PEZ: We believe you won the 1989 Australian one mile penny farthing (Old Ordinary) championship?
Danny: It wasn’t one mile, it was five times round the town of Evandale, with left and right turns. It was very exciting, but very scary, you’re sitting way up high with the bars across your lap, there’s no gears. I was there as a guest but they let me ride the Aussie champs – it was the world champs next day, but after they saw me in the Aussie champs, they wouldn’t let me ride. My tactic was to get to the front and go as hard as I could in the cross wind, but keep it in the gutter so they couldn’t get any shelter off me – I could hear them huffing and puffing behind. But some of those guys are incredible in a straight line sprint, very fast pedallers, so quick on those things.


PEZ: You look very fit – you must still train?
Danny: At least three hours each day, sometimes four. One day I’ll go into the hills; then another day, I’ll stick to the flat; and I go out with five or six guys and we do 20 kilometre team time trial efforts. Sometimes I’ll ride the track in the evening.





PEZ: What do you do in the summer, when you’re not derny driving?
Danny: I go home to Surfers Paradise in Australia, train in the mornings and spend time on the computer in the afternoon – attending to business. I also song for an hour or two each day, I have the karaoke machine and practice with that.


PEZ: Did you keep all your trophies and jerseys?
Danny: I kept everything; cuttings, programmes, pictures, sashes, the lot – my garage was full of shit. Then, one day, about five years ago, I got a call from a guy called Brett Horton; he asked me if I had any stuff suitable for his cycling museum in San Francisco. I laid it all out in the garden, photographed it and sent the pictures to him. He flew over and bought the lot – so if you want to see it, you’ll need to go to San Francisco!
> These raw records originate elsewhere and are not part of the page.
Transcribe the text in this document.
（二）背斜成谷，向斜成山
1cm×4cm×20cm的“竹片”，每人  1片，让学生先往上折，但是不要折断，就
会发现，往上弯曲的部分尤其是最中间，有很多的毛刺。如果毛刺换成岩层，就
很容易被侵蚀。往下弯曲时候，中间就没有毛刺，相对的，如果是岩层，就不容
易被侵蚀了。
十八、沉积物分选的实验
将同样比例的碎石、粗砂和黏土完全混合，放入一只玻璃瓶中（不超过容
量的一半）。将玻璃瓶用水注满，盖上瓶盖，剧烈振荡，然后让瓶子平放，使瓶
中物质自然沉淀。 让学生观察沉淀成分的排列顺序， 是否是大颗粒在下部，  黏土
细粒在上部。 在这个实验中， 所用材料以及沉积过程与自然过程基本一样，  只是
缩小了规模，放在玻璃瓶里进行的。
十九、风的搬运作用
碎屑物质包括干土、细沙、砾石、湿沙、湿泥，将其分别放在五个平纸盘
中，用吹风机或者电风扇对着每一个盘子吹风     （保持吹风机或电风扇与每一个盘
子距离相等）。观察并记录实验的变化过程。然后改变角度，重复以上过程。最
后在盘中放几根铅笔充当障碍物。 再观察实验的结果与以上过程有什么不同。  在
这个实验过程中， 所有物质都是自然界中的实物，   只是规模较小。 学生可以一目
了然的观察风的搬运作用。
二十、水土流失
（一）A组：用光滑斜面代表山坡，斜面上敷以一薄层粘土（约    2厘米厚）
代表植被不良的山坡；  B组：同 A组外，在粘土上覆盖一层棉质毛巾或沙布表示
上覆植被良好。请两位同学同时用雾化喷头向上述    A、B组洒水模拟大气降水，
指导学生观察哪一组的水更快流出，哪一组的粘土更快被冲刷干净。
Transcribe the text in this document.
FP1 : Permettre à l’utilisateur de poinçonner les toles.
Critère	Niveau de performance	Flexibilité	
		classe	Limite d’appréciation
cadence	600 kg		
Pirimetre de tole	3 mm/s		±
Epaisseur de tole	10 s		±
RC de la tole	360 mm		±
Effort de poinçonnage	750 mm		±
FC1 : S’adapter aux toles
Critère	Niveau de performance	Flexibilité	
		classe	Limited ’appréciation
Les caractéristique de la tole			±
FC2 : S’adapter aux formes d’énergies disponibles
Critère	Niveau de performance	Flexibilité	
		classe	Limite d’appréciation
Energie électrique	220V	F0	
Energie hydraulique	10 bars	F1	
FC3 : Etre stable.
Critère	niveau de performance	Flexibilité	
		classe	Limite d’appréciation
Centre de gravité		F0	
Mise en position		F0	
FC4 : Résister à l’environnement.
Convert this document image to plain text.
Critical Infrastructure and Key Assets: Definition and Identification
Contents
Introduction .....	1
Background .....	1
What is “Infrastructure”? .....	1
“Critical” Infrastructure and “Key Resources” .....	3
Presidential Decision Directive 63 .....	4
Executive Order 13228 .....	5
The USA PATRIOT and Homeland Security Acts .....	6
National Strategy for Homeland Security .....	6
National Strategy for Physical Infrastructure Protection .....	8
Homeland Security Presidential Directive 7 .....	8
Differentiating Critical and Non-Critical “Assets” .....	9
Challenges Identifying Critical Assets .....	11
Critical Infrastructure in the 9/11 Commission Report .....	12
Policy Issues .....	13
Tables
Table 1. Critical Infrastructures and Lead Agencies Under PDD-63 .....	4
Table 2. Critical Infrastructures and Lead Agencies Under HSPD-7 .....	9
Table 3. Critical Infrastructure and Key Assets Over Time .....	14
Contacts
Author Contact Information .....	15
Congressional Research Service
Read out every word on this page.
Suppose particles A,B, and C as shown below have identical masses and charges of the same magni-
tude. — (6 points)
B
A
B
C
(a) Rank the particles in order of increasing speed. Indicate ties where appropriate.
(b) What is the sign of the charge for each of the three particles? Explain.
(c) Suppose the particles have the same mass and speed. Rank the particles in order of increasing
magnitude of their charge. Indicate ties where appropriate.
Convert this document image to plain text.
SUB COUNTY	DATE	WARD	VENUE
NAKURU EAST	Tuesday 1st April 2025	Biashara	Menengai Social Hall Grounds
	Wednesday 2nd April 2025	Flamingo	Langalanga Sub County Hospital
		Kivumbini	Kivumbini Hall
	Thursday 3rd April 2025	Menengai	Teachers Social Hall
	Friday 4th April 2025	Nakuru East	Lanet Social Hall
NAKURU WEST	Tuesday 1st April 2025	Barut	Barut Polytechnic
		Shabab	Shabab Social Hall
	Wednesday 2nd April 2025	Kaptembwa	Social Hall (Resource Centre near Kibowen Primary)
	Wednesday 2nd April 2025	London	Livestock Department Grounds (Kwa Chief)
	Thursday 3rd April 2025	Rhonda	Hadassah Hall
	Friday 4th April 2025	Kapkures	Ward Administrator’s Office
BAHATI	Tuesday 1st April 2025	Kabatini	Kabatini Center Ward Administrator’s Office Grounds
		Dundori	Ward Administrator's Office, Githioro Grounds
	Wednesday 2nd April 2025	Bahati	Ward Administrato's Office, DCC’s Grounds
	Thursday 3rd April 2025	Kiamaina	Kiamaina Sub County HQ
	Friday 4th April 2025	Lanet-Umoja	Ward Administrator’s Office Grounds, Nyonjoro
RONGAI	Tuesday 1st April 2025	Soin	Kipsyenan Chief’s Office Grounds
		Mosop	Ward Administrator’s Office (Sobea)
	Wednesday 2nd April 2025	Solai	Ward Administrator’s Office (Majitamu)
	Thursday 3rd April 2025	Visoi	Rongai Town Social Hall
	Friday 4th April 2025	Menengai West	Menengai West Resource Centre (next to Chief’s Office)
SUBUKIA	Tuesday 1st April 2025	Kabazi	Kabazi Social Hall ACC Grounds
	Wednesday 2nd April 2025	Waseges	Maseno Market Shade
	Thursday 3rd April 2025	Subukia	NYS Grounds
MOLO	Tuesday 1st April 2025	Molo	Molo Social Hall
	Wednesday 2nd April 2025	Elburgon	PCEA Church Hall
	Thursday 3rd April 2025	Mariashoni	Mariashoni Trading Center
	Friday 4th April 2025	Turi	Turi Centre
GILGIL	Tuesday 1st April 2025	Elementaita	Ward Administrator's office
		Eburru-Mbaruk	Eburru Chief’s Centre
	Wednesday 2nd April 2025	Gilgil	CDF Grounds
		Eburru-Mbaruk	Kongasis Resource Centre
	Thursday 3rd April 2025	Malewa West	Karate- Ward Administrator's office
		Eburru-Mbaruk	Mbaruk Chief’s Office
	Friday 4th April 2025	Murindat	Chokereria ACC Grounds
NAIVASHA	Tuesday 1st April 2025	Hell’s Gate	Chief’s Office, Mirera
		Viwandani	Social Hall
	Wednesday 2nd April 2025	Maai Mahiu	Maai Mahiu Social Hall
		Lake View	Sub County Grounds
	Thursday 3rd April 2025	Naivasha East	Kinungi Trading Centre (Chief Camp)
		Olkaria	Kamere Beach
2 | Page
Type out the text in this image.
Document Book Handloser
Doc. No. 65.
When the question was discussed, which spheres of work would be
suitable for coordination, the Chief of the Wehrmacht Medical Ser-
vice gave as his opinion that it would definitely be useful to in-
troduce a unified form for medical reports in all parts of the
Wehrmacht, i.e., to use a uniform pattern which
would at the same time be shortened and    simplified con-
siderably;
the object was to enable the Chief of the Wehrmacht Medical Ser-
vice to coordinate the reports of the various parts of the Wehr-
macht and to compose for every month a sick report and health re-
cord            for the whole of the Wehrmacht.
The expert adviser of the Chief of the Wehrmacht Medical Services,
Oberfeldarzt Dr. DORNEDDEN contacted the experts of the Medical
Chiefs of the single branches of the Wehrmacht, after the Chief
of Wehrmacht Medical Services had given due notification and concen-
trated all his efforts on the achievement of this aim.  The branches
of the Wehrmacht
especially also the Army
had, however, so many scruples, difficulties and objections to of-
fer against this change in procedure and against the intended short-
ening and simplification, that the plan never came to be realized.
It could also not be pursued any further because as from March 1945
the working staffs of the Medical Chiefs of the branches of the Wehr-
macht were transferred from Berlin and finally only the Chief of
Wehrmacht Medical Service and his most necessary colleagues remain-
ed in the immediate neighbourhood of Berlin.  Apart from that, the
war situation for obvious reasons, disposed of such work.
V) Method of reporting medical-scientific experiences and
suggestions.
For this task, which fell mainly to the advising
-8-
PEZ: Have you ever raced on grass?
Danny: Just once, the English race, The Tour of the Cotswolds used to finish in a park, on grass. I thought; ‘what the hell is this? but I still won the sprint from the group I was in!’





PEZ: Regrets?
Danny: Not doing the road – I wish now I’d done the Classics and the Tour. When I used to ride minor stage races like the Tour of Germany, guys like Hinault and Moser would say; ‘you should ride the Grand Tours, you climb well and would still be there at the finish, when all the other sprinters are gone.’ I spoke to teams, but it never seemed to come to anything. But I was riding 15, 17 sixes every season, on the track 13 hours every day – at that end of February, the last thing you wanted to do was jump on a road bike.

Maybe later in my career, when the six day programmes eased back, it would have been possible.


PEZ: Will there ever be another Danny Clark?
Danny: They said that there’d never be another Jack Nicklaus and then along came Tiger Woods – who knows!


***
I think there’ll never be another Danny Clark – even if they could get the pedals round, they couldn’t sing ‘Proud Mary.’ With thanks to Danny for his time and apologies for the interrupted breakfasts.